Observations: From the analysis above, we obtained the following observations:

  • Impact of attention cost: If the cost of paying attention is decreasing, i.e., \(k\) goes smaller, the region that \(e=1\) becomes larger.
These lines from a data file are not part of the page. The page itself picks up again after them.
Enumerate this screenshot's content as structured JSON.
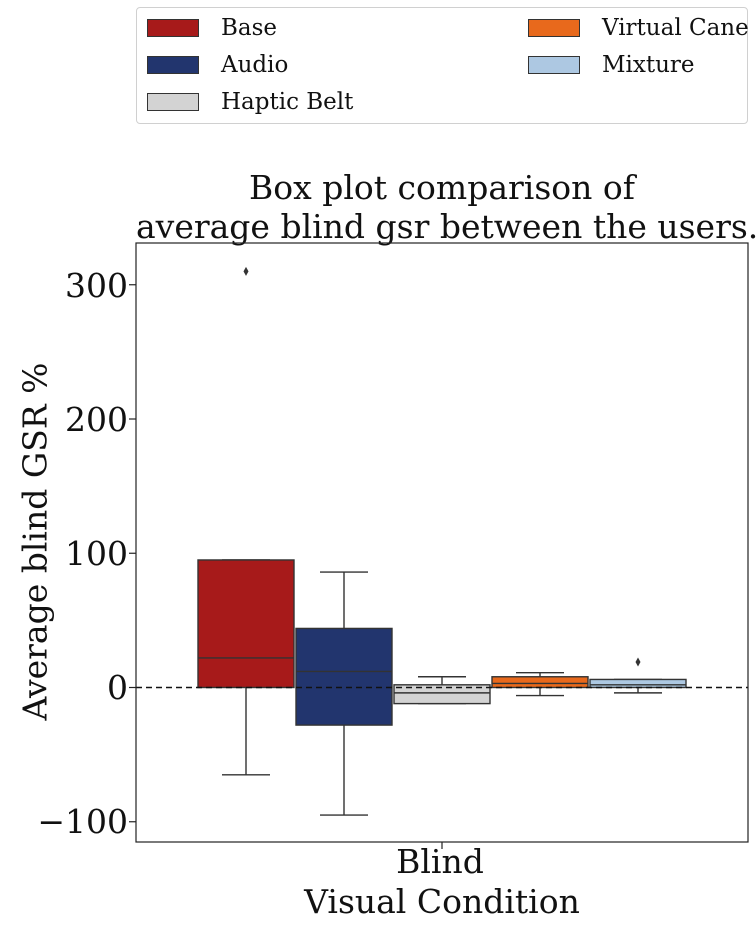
{
  "chart_data": {
    "type": "box",
    "title_lines": [
      "Box plot comparison of",
      "average blind gsr between the users."
    ],
    "xlabel": "Visual Condition",
    "ylabel": "Average blind GSR %",
    "categories": [
      "Blind"
    ],
    "ylim": [
      -115,
      330
    ],
    "yticks": [
      -100,
      0,
      100,
      200,
      300
    ],
    "ytick_labels": [
      "−100",
      "0",
      "100",
      "200",
      "300"
    ],
    "reference_line": 0,
    "legend_placement": "above",
    "series": [
      {
        "name": "Base",
        "color": "#a71a1a",
        "whisker_low": -65,
        "q1": 0,
        "median": 22,
        "q3": 95,
        "whisker_high": 95,
        "outliers": [
          310
        ]
      },
      {
        "name": "Audio",
        "color": "#22356e",
        "whisker_low": -95,
        "q1": -28,
        "median": 12,
        "q3": 44,
        "whisker_high": 86,
        "outliers": []
      },
      {
        "name": "Haptic Belt",
        "color": "#d3d3d3",
        "whisker_low": -12,
        "q1": -12,
        "median": -4,
        "q3": 2,
        "whisker_high": 8,
        "outliers": []
      },
      {
        "name": "Virtual Cane",
        "color": "#e8691c",
        "whisker_low": -6,
        "q1": 0,
        "median": 3,
        "q3": 8,
        "whisker_high": 11,
        "outliers": []
      },
      {
        "name": "Mixture",
        "color": "#adc8e2",
        "whisker_low": -4,
        "q1": 0,
        "median": 2,
        "q3": 6,
        "whisker_high": 6,
        "outliers": [
          19
        ]
      }
    ]
  }
}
When \(k=0\), the user will always exert effort.
  • Impact of value of complying: As the value of complying to a safe email \(v\) or the cost of neglecting a safe email \(m\) increases, the region that \(e=1\) becomes larger.
  • Impact of cost of complying: As the cost of complying to a unsafe email \(d\) increase, the region that \(e=1\) becomes larger.
  • Impact of cost of complying: Suppose the user cannot exert \(e=1\) (which may be resulted from fatigue), the user will choose \(\{e=0, comply\}\) if \(B_0\geq \frac{d}{v+m+d}\) and choose \(\{e=0, neglect\}\) if \(B_0<\frac{d}{v+m+d}\) (see Figure 3).